I really do not know why she applied that term to him at that moment, except that he used to apply it to himself at many moments. But since it seemed to her to explain his conduct, there is no need to quarrel with the epithet.
“And I hope,” said I, “that the grey frock wasn’t irretrievably ruined?”
“I’ve never worn it again,” she murmured.
So I suppose it was ruined – unless she has some other reason. But she would be right to treat it differently from other frocks; it must mean a good deal to her, although it failed to mean anything except its own pretty self to Mr Jackson.
FOREORDAINED
“I DON’T say,” observed the Colonel, “that limited liability companies haven’t great advantages. In fact, I’m a director myself – it’s a big grocery – and draw three hundred a year – a very welcome addition to my half-pay – and, for all I know, I may supply some of you fellows with your morning bacon. If I do, it just exemplifies the point I was about to make; which is this – When it comes to limited companies, you never know who anybody is. I could tell you a little story to illustrate that; it’s rather a sad one, though.”
The club smoking-room was cheerfully lighted, the fire burned brightly, we each had a cigar and a drink. We intimated to the Colonel that we felt in a position to endure a touch of tragedy.
“It’s some years ago now,” he said, “but it affected me considerably at the time. Do any of you go to Stretchley’s for your clothes?”
Three of us shook our heads wistfully.
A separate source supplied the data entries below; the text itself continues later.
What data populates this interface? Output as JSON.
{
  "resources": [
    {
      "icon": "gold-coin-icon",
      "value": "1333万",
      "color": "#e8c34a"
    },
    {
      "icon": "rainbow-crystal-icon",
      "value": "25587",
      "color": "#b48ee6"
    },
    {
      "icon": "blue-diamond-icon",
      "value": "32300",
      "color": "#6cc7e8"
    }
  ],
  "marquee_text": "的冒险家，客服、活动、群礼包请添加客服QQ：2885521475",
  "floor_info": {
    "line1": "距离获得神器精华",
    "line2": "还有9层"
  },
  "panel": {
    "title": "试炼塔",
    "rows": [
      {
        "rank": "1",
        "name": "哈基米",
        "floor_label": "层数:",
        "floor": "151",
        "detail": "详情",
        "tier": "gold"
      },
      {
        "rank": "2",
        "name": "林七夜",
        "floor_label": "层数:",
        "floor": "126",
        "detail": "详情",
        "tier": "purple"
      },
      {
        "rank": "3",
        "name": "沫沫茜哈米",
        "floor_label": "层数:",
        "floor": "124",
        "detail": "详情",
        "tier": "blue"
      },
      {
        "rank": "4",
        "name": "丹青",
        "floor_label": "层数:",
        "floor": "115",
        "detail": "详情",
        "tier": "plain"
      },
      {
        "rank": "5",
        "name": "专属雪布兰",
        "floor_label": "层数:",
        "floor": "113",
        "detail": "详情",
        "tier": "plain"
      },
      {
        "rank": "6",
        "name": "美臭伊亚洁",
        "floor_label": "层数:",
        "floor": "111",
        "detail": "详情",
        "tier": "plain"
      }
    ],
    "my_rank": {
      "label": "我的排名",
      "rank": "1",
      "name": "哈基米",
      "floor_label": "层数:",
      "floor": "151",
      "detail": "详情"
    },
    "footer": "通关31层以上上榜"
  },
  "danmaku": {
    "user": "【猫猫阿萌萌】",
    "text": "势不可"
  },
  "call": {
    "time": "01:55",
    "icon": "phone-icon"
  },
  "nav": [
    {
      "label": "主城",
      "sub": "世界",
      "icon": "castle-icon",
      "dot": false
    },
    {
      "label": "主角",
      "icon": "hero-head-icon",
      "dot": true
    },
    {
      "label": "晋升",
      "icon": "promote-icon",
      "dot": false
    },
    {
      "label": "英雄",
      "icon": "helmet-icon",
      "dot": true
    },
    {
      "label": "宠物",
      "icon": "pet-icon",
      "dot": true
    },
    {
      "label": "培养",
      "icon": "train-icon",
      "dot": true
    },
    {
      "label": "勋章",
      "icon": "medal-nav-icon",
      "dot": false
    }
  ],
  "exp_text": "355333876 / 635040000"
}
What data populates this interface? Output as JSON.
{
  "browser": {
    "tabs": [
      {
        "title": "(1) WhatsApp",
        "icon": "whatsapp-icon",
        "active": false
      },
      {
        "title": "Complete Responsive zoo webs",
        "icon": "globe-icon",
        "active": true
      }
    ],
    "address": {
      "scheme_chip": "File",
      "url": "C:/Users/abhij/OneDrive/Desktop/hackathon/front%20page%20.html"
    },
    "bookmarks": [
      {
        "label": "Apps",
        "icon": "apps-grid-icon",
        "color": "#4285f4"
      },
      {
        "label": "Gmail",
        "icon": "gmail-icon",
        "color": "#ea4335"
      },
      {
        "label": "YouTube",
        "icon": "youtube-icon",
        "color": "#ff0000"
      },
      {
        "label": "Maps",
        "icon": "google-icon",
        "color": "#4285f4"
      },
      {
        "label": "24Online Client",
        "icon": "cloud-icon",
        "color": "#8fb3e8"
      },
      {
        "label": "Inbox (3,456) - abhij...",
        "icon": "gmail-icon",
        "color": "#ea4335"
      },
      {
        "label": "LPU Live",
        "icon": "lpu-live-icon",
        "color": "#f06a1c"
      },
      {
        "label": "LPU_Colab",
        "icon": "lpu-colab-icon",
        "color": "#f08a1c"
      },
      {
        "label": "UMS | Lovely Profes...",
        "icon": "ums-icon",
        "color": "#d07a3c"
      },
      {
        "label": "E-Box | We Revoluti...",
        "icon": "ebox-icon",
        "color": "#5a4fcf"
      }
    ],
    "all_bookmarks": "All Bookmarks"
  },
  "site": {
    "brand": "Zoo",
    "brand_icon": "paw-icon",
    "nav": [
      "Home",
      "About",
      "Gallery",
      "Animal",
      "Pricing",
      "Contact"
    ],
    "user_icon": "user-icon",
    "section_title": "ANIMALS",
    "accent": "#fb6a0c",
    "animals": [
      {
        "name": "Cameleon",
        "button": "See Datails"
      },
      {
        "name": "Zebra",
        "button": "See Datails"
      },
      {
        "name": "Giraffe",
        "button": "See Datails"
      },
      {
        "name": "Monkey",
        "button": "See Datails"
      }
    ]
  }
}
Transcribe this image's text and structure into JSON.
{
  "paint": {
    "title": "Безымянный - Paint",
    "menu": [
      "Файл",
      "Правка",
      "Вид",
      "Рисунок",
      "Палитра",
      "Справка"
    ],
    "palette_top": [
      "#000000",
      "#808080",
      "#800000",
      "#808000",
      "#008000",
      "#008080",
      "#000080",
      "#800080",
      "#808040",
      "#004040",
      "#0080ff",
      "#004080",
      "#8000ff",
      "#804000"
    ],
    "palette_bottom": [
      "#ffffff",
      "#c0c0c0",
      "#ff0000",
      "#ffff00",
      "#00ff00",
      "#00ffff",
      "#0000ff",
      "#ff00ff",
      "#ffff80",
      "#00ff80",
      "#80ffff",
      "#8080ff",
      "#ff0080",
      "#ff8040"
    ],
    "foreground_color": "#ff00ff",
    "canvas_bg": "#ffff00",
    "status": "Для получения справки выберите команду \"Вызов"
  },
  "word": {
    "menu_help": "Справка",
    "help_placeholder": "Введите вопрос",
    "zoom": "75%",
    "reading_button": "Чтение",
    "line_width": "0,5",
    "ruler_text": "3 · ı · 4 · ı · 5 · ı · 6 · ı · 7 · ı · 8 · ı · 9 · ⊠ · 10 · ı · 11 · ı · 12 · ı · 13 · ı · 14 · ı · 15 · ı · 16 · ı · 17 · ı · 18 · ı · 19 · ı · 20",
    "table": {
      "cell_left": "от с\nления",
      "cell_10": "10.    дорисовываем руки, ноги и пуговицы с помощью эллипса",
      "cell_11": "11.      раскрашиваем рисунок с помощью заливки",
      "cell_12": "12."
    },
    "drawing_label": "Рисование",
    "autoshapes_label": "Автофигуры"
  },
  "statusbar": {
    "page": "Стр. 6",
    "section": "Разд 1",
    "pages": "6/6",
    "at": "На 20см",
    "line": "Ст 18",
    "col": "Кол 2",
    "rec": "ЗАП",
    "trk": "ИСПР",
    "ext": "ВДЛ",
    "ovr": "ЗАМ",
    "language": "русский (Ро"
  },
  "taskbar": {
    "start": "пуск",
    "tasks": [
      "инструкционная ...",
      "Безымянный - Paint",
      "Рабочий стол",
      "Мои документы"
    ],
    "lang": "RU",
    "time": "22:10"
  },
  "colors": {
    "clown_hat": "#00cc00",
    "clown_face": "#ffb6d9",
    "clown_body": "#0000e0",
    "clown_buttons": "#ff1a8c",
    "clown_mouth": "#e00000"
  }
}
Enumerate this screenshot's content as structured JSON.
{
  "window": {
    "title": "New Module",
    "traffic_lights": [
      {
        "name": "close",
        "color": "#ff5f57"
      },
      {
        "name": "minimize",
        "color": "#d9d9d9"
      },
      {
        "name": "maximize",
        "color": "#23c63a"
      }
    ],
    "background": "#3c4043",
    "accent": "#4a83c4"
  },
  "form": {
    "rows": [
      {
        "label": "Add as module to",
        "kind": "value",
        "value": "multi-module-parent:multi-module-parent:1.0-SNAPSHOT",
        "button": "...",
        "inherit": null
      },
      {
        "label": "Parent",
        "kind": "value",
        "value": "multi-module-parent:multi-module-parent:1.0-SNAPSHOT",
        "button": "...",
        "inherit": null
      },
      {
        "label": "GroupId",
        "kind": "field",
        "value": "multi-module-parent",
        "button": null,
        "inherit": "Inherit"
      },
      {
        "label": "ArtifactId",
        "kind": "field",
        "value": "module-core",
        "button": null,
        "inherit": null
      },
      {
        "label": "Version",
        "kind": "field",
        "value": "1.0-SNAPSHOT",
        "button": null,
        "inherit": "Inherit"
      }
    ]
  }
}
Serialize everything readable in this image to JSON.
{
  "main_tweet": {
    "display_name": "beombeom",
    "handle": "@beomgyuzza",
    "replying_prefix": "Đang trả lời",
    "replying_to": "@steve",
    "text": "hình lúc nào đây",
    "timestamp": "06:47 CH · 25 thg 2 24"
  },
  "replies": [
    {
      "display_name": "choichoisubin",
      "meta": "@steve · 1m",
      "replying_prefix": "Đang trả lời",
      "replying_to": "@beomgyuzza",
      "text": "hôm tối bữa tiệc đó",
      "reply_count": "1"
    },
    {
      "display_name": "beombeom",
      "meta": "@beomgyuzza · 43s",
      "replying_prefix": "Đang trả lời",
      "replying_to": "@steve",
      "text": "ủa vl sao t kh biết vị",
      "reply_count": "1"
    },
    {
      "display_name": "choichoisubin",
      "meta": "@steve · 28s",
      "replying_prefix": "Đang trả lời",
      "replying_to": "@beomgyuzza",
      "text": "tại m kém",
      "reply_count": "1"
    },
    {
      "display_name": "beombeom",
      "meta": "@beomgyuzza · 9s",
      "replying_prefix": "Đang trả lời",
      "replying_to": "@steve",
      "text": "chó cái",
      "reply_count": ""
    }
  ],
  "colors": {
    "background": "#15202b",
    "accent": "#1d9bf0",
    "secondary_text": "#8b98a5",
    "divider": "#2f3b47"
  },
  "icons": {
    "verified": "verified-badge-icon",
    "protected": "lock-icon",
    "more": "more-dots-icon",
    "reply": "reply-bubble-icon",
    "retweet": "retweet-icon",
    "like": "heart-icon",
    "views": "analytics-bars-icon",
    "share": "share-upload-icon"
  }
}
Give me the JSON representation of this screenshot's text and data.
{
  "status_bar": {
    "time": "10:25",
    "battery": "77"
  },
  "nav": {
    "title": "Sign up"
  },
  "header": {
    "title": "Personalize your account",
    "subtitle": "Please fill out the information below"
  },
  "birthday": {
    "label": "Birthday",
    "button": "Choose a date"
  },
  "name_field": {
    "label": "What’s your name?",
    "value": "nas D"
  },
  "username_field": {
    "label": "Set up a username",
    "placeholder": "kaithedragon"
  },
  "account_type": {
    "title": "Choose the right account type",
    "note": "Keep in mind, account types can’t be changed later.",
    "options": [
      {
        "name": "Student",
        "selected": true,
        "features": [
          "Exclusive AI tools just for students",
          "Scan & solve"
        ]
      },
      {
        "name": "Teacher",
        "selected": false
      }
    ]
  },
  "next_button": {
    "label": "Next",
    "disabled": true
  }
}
The fourth – a young man, and a new member, whom none of us knew, but who had a legal look about him and wore admirable trousers of a delicate grey – answered the Colonel’s question in the affirmative.
“If I may say so, you and Stretchley do one another credit, sir,” said the Colonel, with an approving glance at the new member’s trousers. “And I needn’t tell you that Stretchley’s have few equals – and no superiors. When you say Stretchley’s, you say everything. I have never gone to them myself: partly because I couldn’t afford it, more perhaps from motives of delicacy – from consideration for poor George Langhorn’s feelings. He has always preferred not to act professionally for his personal friends, even though he lost money in consequence.”
“How does George Langhorn come in?” I ventured to ask.
“He is Stretchley’s, to all intents and purposes. It’s a small family company. The business was founded by George’s maternal grandfather, and carried to greatness by his mother’s brother, Fred Stretchley, whom I used to see at Brighton years ago. Fred made it into a company, but of course kept the bulk of the shares to himself, besides the entire control; and when he died he left all he had to George, on condition – mark you, on condition – that George remained in the business, and in active control of it. He did that because he knew that George hated it, and, at the same time, had a wonderful turn for it.”